Shades of Cool

Ayuwening Tyaswuri
Chapter #8

Tujuh

"Kamu kenapa, Na?" Hesa bertanya pelan. "Kasih tahu aku kalau ada sesuatu yang membuat kamu marah." Sorot matanya menuntut penjelasan dari Lana. Setelah tadi ia dibuat bingung dengan ponsel Lana yang tidak bisa dihubungi, kemudian berinisiatif mencari ke apartemennya yang ternyata kosong. Dan Hesa baru bisa bernapas lega ketika menemukan Lana di kafe ini, sesuai dengan perkiraannya.

Lana terdiam beberapa saat. Mengumpulkan kata-kata yang tercecer dalam benaknya. "Sebenarnya Jani itu siapa? Kok, kayaknya kalian udah akrab banget?"

Hesa mengerutkan kening mendengar pertanyaan itu. Senyumnya perlahan terkembang tatkala menyadari sesuatu. "Jangan bilang kamu cemburu sama Jani?" Hesa tampak tak percaya lalu terkekeh. "Jadi gara-gara dia kamu sampai ngambek sama aku? Ya ampun, Sayang ...." Hesa merasa geli dengan kecemburuan Lana.
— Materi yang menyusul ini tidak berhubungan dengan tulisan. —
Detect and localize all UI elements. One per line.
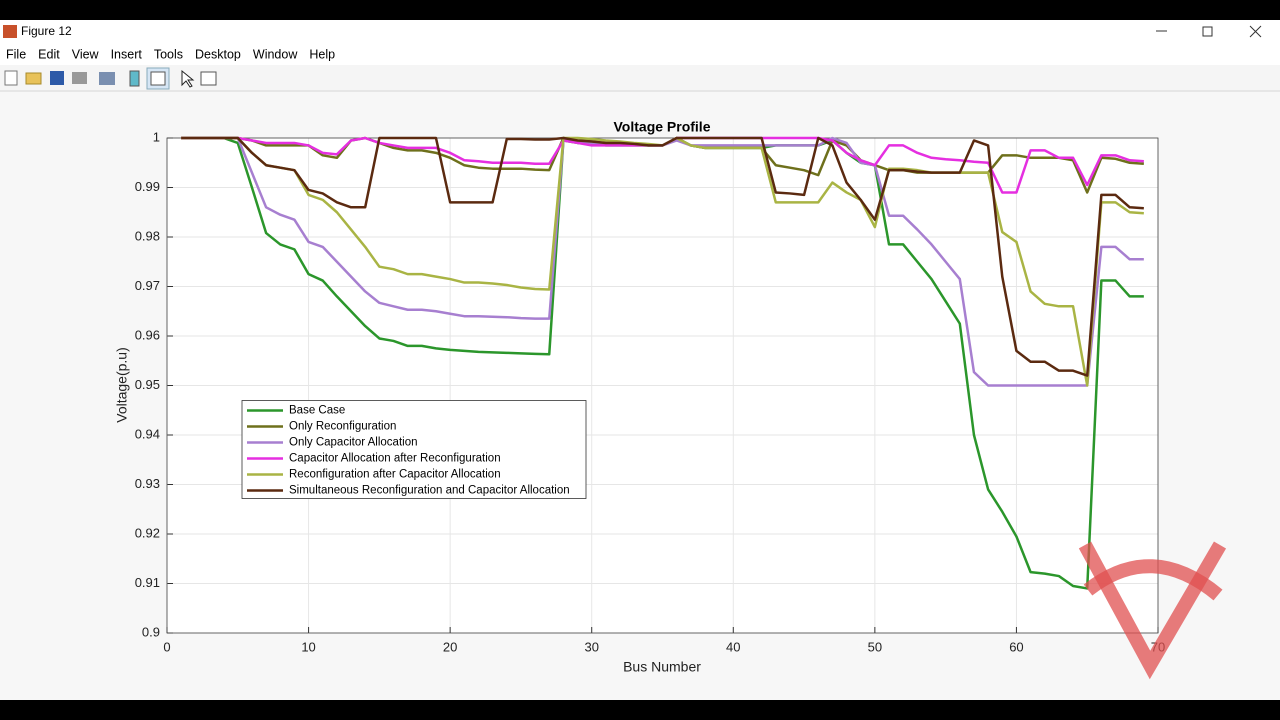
menu-item[interactable]: Desktop — [195, 47, 241, 61]
plot: 0.9 0.91 0.92 0.93 0.94 0.95 0.96 0.97 0.98 0.99 1… — [135, 129, 1166, 654]
legend-box — [241, 400, 587, 499]
menu-item[interactable]: Edit — [38, 47, 60, 61]
pointer-icon[interactable] — [181, 69, 195, 88]
legend-label: Reconfiguration after Capacitor Allocati… — [289, 469, 501, 481]
legend-label: Only Capacitor Allocation — [289, 437, 417, 449]
legend-label: Base Case — [289, 405, 345, 417]
legend-label: Simultaneous Reconfiguration and Capacit… — [289, 485, 570, 497]
open-icon[interactable] — [25, 72, 42, 85]
y-tick-label: 0.92 — [135, 525, 160, 540]
menu-item[interactable]: Help — [309, 47, 335, 61]
legend-label: Capacitor Allocation after Reconfigurati… — [289, 453, 501, 465]
legend-icon-inner — [150, 71, 166, 86]
save-icon[interactable] — [50, 71, 64, 85]
close-button[interactable] — [1249, 25, 1262, 38]
y-tick-label: 0.9 — [142, 624, 160, 639]
menu-item[interactable]: Insert — [111, 47, 143, 61]
y-tick-label: 0.96 — [135, 327, 160, 342]
property-icon[interactable] — [200, 71, 217, 86]
app-icon — [3, 25, 17, 38]
menu-item[interactable]: View — [72, 47, 100, 61]
x-tick-label: 60 — [1009, 639, 1023, 654]
y-tick-label: 0.98 — [135, 228, 160, 243]
axes-box — [166, 137, 1159, 634]
chart-title: Voltage Profile — [614, 119, 711, 135]
menu-item[interactable]: Window — [253, 47, 298, 61]
y-tick-label: 1 — [153, 129, 160, 144]
y-tick-label: 0.99 — [135, 179, 160, 194]
x-tick-label: 20 — [443, 639, 457, 654]
x-tick-label: 30 — [584, 639, 598, 654]
watermark-arc — [1083, 559, 1223, 601]
print-icon[interactable] — [72, 72, 87, 84]
series-line — [181, 136, 1144, 377]
x-tick-label: 10 — [301, 639, 315, 654]
menu-item[interactable]: File — [6, 47, 26, 61]
restore-button[interactable] — [1202, 26, 1213, 37]
y-tick-label: 0.95 — [135, 377, 160, 392]
window-title: Figure 12 — [21, 24, 72, 38]
y-tick-label: 0.91 — [135, 575, 160, 590]
new-icon[interactable] — [4, 70, 18, 86]
link-icon[interactable] — [99, 72, 115, 85]
x-tick-label: 0 — [163, 639, 170, 654]
x-axis-label: Bus Number — [623, 659, 701, 675]
toolbar-icons — [4, 67, 217, 90]
colorbar-icon[interactable] — [129, 70, 140, 87]
y-tick-label: 0.97 — [135, 278, 160, 293]
menu-bar: File Edit View Insert Tools Desktop Window Help — [6, 47, 335, 61]
legend: Base Case Only Reconfiguration Only Capaci… — [241, 400, 587, 499]
x-tick-label: 50 — [868, 639, 882, 654]
y-axis-label: Voltage(p.u) — [114, 347, 130, 423]
y-tick-label: 0.93 — [135, 476, 160, 491]
y-tick-label: 0.94 — [135, 426, 160, 441]
toolbar — [0, 65, 1280, 92]
x-tick-label: 40 — [726, 639, 740, 654]
legend-label: Only Reconfiguration — [289, 421, 396, 433]
menu-item[interactable]: Tools — [154, 47, 183, 61]
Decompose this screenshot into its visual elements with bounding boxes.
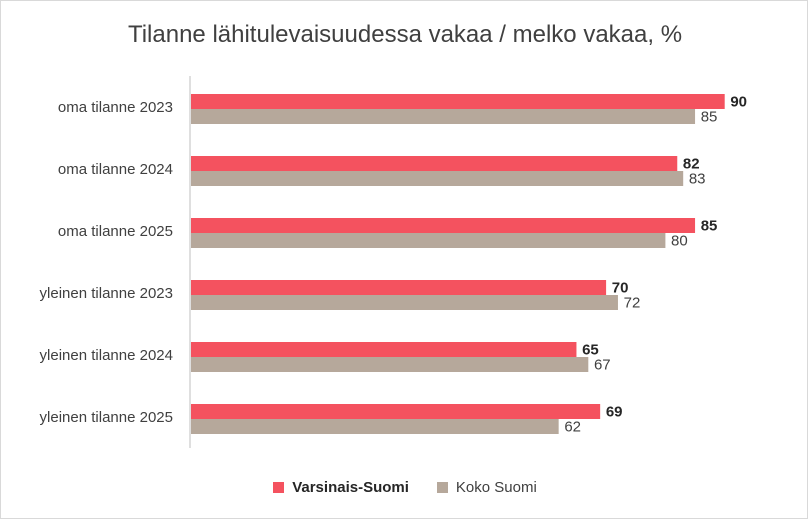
category-label: oma tilanne 2025 xyxy=(58,223,173,240)
data-label: 72 xyxy=(624,295,641,312)
data-label: 82 xyxy=(683,156,700,173)
data-label: 65 xyxy=(582,342,599,359)
data-label: 85 xyxy=(701,218,718,235)
legend-label-koko-suomi: Koko Suomi xyxy=(455,479,537,496)
chart-title: Tilanne lähitulevaisuudessa vakaa / melk… xyxy=(127,21,683,48)
bar-koko-suomi xyxy=(191,357,589,372)
data-label: 62 xyxy=(564,419,581,436)
legend-label-varsinais-suomi: Varsinais-Suomi xyxy=(292,479,409,496)
legend: Varsinais-Suomi Koko Suomi xyxy=(1,479,808,496)
category-label: yleinen tilanne 2023 xyxy=(40,285,173,302)
legend-swatch-koko-suomi xyxy=(436,482,448,493)
category-label: yleinen tilanne 2025 xyxy=(40,409,173,426)
data-label: 80 xyxy=(671,233,688,250)
legend-item-koko-suomi: Koko Suomi xyxy=(436,479,537,496)
category-label: oma tilanne 2024 xyxy=(58,161,173,178)
legend-item-varsinais-suomi: Varsinais-Suomi xyxy=(273,479,409,496)
data-label: 90 xyxy=(730,94,747,111)
data-label: 67 xyxy=(594,357,611,374)
data-label: 83 xyxy=(689,171,706,188)
category-label: oma tilanne 2023 xyxy=(58,99,173,116)
bar-varsinais-suomi xyxy=(191,156,678,171)
bar-koko-suomi xyxy=(191,295,618,310)
category-label: yleinen tilanne 2024 xyxy=(40,347,173,364)
bar-varsinais-suomi xyxy=(191,280,607,295)
data-label: 69 xyxy=(606,404,623,421)
bar-varsinais-suomi xyxy=(191,94,725,109)
bar-varsinais-suomi xyxy=(191,342,577,357)
data-label: 85 xyxy=(701,109,718,126)
bar-koko-suomi xyxy=(191,109,696,124)
bar-koko-suomi xyxy=(191,171,684,186)
data-label: 70 xyxy=(612,280,629,297)
bar-koko-suomi xyxy=(191,233,666,248)
legend-swatch-varsinais-suomi xyxy=(273,482,285,493)
bar-varsinais-suomi xyxy=(191,218,696,233)
bar-varsinais-suomi xyxy=(191,404,601,419)
bar-koko-suomi xyxy=(191,419,559,434)
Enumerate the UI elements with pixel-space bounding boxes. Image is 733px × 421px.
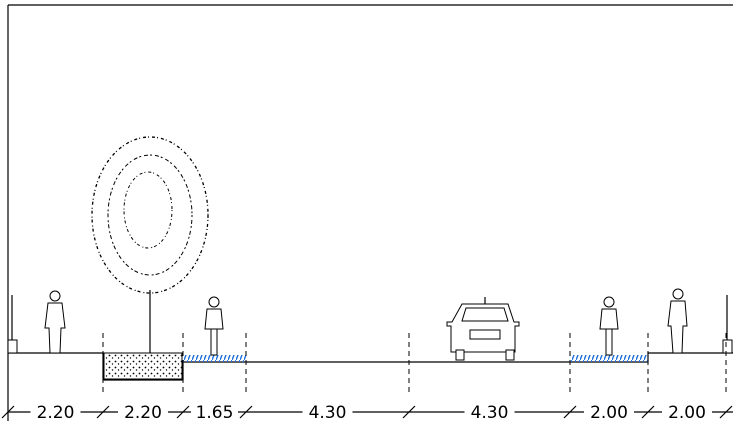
bike-lane <box>183 355 246 362</box>
dimension-tick <box>641 405 655 419</box>
dimension-label: 2.20 <box>124 403 162 421</box>
pedestrian <box>44 290 66 354</box>
dimension-tick <box>402 405 416 419</box>
label-background <box>662 403 712 421</box>
tree-pit <box>103 352 183 380</box>
dimension-label: 4.30 <box>309 403 347 421</box>
dimension-tick <box>96 405 110 419</box>
dimension-label: 2.00 <box>668 403 706 421</box>
car <box>446 297 520 361</box>
dimension-tick <box>176 405 190 419</box>
tree <box>91 136 209 353</box>
label-background <box>302 403 353 421</box>
dimension-label: 1.65 <box>196 403 234 421</box>
label-background <box>118 403 168 421</box>
dimension-labels: 2.20 2.20 1.65 4.30 4.30 2.00 2.00 <box>30 403 712 421</box>
label-background <box>584 403 634 421</box>
bike-lane <box>570 355 648 362</box>
dimension-label: 2.00 <box>590 403 628 421</box>
dimension-tick <box>563 405 577 419</box>
cyclist <box>599 296 619 356</box>
cyclist <box>204 296 224 356</box>
dimension-guides <box>7 333 727 395</box>
label-background <box>30 403 81 421</box>
label-background <box>464 403 515 421</box>
dimension-tick <box>1 405 15 419</box>
dimension-label: 4.30 <box>471 403 509 421</box>
pedestrian <box>667 288 688 354</box>
label-background <box>191 403 238 421</box>
dimension-tick <box>719 405 733 419</box>
dimension-label: 2.20 <box>37 403 75 421</box>
dimension-tick <box>239 405 253 419</box>
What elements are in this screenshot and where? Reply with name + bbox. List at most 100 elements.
Tangannya menyugar rambut ke belakang sambil menggeleng-gelengkan kepala.

"Aku bukan ngambek, tapi aku kesal, Hes." Lana menolak kalau disebut ngambek yang menurutnya terdengar kekanakan. "Gimana aku nggak kesal kalau lihat kamu disuapi sama Jani. Apa nggak bisa kamu makan sendiri tanpa perlu disuapi dia?"

"Lana, aku sama Jani udah kenal lama, karena keluarga kami dari dulu juga udah dekat. Dia itu udah aku anggap seperti adik aku sendiri Hanya sebatas itu, Na. Nggak lebih," jelas Hesa.

Kedua tangan Lana terlipat di depan dada. "Ya, tapi aku nggak melihatnya seperti itu, Hes. Nggak pantes aja suap-suapan di depan aku yang jelas-jelas pacar kamu. Gimana aku nggak kesal lihat dua orang yang udah dewasa masih suap-suapan."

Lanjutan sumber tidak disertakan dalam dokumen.